Das Unternehmen hält derzeit 843.738 BTC im Wert von rund $65 Milliarden und ist damit einer der größten institutionellen Bitcoin-Inhaber weltweit. Der Erwerb dieser Bestände kostete etwa $63 Milliarden, was zu einem nicht realisierten Gewinn von etwa $1,50 Milliarden führt.
Eine kurze Pause, kein Rückzug
Michael Saylor überraschte diese Woche den Kryptomarkt mit einer unerwarteten Ankündigung. Der Executive Chairman bestätigte, dass das Unternehmen Anleihen gekauft hat, anstatt seine Bitcoin-Bestände zu erweitern. Er schrieb auf X, dass „the BitVac is charging“ – ein Hinweis darauf, dass die Pause nur vorübergehend ist und die Kaufstrategie bald wieder aufgenommen wird.
Diese Entscheidung fällt in eine Zeit, in der das Unternehmen plant, rund $1,5 Milliarden an ausstehenden 0%-Wandelanleihen, die 2029 fällig werden, zurückzukaufen. Berichten zufolge erwartet das Unternehmen, etwa $1,38 Milliarden in bar zu zahlen, wobei es auf bestehende Reserven, Aktienverkäufe über sein At-the-Market-Programm und möglicherweise den Verkauf von Bitcoin zurückgreifen könnte, um die Kosten zu decken.
Schuldenabbau und Auswirkungen auf die Aktionäre
Der Rückkauf der Schulden zu einem Rabatt hat direkte Auswirkungen auf die Aktionäre. Weniger ausstehende Wandelanleihen bedeuten eine geringere potenzielle Verwässerung durch zukünftige Aktienumwandlungen, was wiederum den Bitcoin-Anteil pro Aktie der MSTR-Aktie erhöht.

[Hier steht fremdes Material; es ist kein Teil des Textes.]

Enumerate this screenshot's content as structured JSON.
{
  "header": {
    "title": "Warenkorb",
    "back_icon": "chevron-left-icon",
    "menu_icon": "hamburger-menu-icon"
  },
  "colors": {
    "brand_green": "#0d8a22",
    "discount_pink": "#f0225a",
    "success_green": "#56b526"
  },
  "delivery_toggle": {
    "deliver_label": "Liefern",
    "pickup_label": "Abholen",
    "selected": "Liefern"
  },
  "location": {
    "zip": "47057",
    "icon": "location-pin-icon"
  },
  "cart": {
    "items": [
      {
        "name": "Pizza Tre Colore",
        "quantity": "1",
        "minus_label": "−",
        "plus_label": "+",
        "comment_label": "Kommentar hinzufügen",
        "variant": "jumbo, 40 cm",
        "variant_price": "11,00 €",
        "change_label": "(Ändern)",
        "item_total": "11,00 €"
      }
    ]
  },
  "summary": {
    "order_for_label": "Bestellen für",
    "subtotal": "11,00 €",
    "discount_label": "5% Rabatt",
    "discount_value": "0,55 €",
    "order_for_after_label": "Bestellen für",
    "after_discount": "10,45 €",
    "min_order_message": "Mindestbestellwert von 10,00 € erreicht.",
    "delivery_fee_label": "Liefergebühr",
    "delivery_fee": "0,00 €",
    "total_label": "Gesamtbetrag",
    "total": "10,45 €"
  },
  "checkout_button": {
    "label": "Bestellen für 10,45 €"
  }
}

Die letzte große Bitcoin-Akquisition des Unternehmens umfasste den Kauf von 24.869 BTC für etwa $2 Milliarden, finanziert durch den Verkauf von STRC-Perpetual-Preferred-Aktien und MSTR-Aktien. Berichten zufolge wurden keine Bitcoin verkauft, um die Anleihenkäufe dieser Woche zu finanzieren, sodass die BTC-Bestände des Unternehmens unverändert bleiben.

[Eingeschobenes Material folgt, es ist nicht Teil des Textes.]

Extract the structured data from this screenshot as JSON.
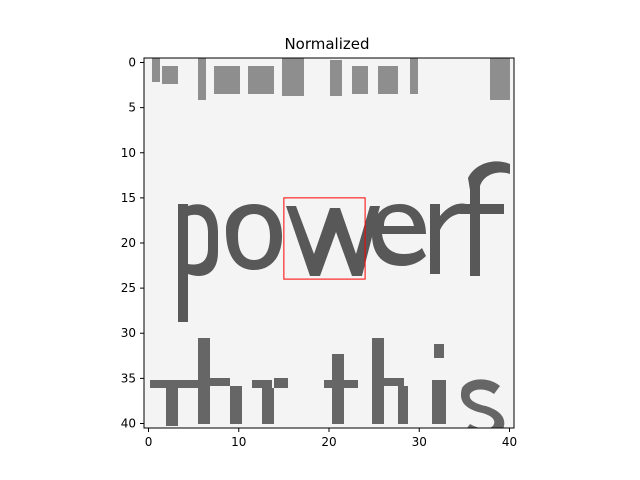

MSTR-Aktien stehen unter Druck. Die Ankündigung beruhigte die Investoren nicht, die bereits durch jüngste Verkäufe innerhalb des Unternehmens verunsichert waren. Die MSTR-Aktie schloss am Freitag mit einem Minus von 3% bei $159,89 und fiel in der vergangenen Woche um mehr als 5%. Berichten zufolge trugen Aktienverkäufe des CFO Andrew Kang und des Direktors Jarrod Patten zum Druck auf die Aktie bei.

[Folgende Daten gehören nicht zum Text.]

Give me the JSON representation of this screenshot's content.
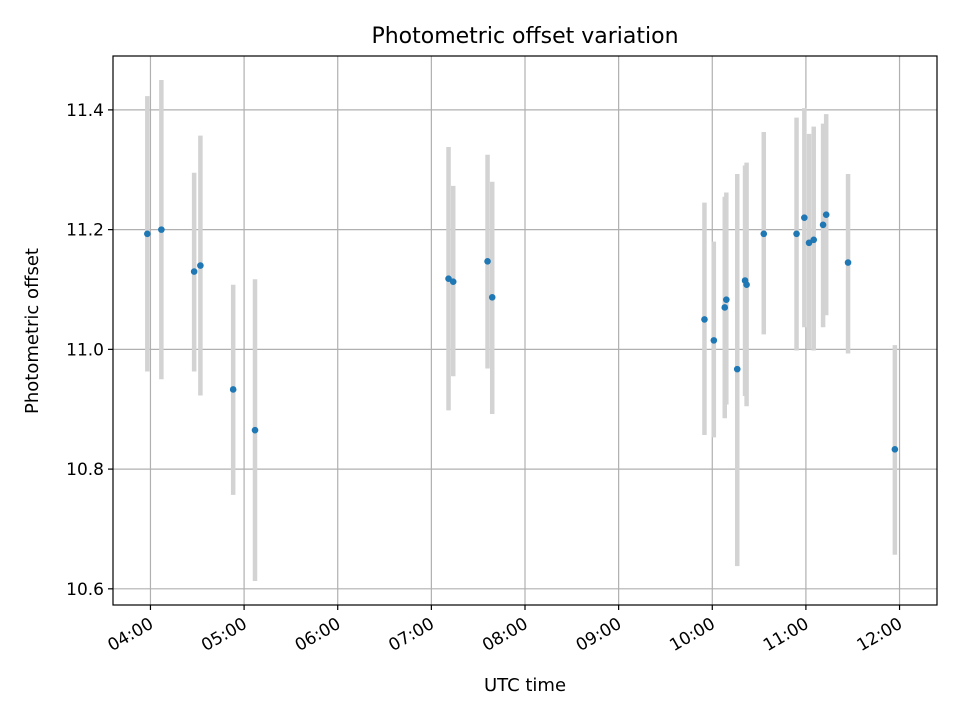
{
  "chart_data": {
    "type": "scatter",
    "title": "Photometric offset variation",
    "xlabel": "UTC time",
    "ylabel": "Photometric offset",
    "xlim": [
      "03:36",
      "12:24"
    ],
    "ylim": [
      10.573,
      11.49
    ],
    "x_ticks": [
      "04:00",
      "05:00",
      "06:00",
      "07:00",
      "08:00",
      "09:00",
      "10:00",
      "11:00",
      "12:00"
    ],
    "y_ticks": [
      10.6,
      10.8,
      11.0,
      11.2,
      11.4
    ],
    "y_tick_labels": [
      "10.6",
      "10.8",
      "11.0",
      "11.2",
      "11.4"
    ],
    "grid": true,
    "legend": "none",
    "point_color": "#1f77b4",
    "errorbar_color": "#d3d3d3",
    "points": [
      {
        "x": "03:58",
        "y": 11.193,
        "ylow": 10.963,
        "yhigh": 11.423
      },
      {
        "x": "04:07",
        "y": 11.2,
        "ylow": 10.95,
        "yhigh": 11.45
      },
      {
        "x": "04:28",
        "y": 11.13,
        "ylow": 10.963,
        "yhigh": 11.295
      },
      {
        "x": "04:32",
        "y": 11.14,
        "ylow": 10.923,
        "yhigh": 11.357
      },
      {
        "x": "04:53",
        "y": 10.933,
        "ylow": 10.757,
        "yhigh": 11.108
      },
      {
        "x": "05:07",
        "y": 10.865,
        "ylow": 10.613,
        "yhigh": 11.117
      },
      {
        "x": "07:11",
        "y": 11.118,
        "ylow": 10.898,
        "yhigh": 11.338
      },
      {
        "x": "07:14",
        "y": 11.113,
        "ylow": 10.955,
        "yhigh": 11.273
      },
      {
        "x": "07:36",
        "y": 11.147,
        "ylow": 10.968,
        "yhigh": 11.325
      },
      {
        "x": "07:39",
        "y": 11.087,
        "ylow": 10.892,
        "yhigh": 11.28
      },
      {
        "x": "09:55",
        "y": 11.05,
        "ylow": 10.857,
        "yhigh": 11.245
      },
      {
        "x": "10:01",
        "y": 11.015,
        "ylow": 10.853,
        "yhigh": 11.18
      },
      {
        "x": "10:08",
        "y": 11.07,
        "ylow": 10.885,
        "yhigh": 11.255
      },
      {
        "x": "10:09",
        "y": 11.083,
        "ylow": 10.908,
        "yhigh": 11.262
      },
      {
        "x": "10:16",
        "y": 10.967,
        "ylow": 10.638,
        "yhigh": 11.293
      },
      {
        "x": "10:21",
        "y": 11.115,
        "ylow": 10.922,
        "yhigh": 11.307
      },
      {
        "x": "10:22",
        "y": 11.108,
        "ylow": 10.905,
        "yhigh": 11.312
      },
      {
        "x": "10:33",
        "y": 11.193,
        "ylow": 11.025,
        "yhigh": 11.363
      },
      {
        "x": "10:54",
        "y": 11.193,
        "ylow": 10.998,
        "yhigh": 11.387
      },
      {
        "x": "10:59",
        "y": 11.22,
        "ylow": 11.037,
        "yhigh": 11.403
      },
      {
        "x": "11:02",
        "y": 11.178,
        "ylow": 11.0,
        "yhigh": 11.36
      },
      {
        "x": "11:05",
        "y": 11.183,
        "ylow": 10.998,
        "yhigh": 11.372
      },
      {
        "x": "11:11",
        "y": 11.208,
        "ylow": 11.037,
        "yhigh": 11.377
      },
      {
        "x": "11:13",
        "y": 11.225,
        "ylow": 11.057,
        "yhigh": 11.393
      },
      {
        "x": "11:27",
        "y": 11.145,
        "ylow": 10.993,
        "yhigh": 11.293
      },
      {
        "x": "11:57",
        "y": 10.833,
        "ylow": 10.657,
        "yhigh": 11.007
      }
    ]
  }
}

Saylor beschreibt seinen Ansatz seit langem als „Bitcoin forever“, und das Unternehmen hat Milliarden durch verschiedene Finanzinstrumente aufgebracht, um weiterhin Bitcoin zu kaufen. Durch die vorübergehende Zurückhaltung bei neuen Käufen zur Bereinigung der Schuldenlage scheint das Unternehmen seine Bilanz für die nächste Runde der Akkumulation vorzubereiten, anstatt sich von der Strategie abzuwenden.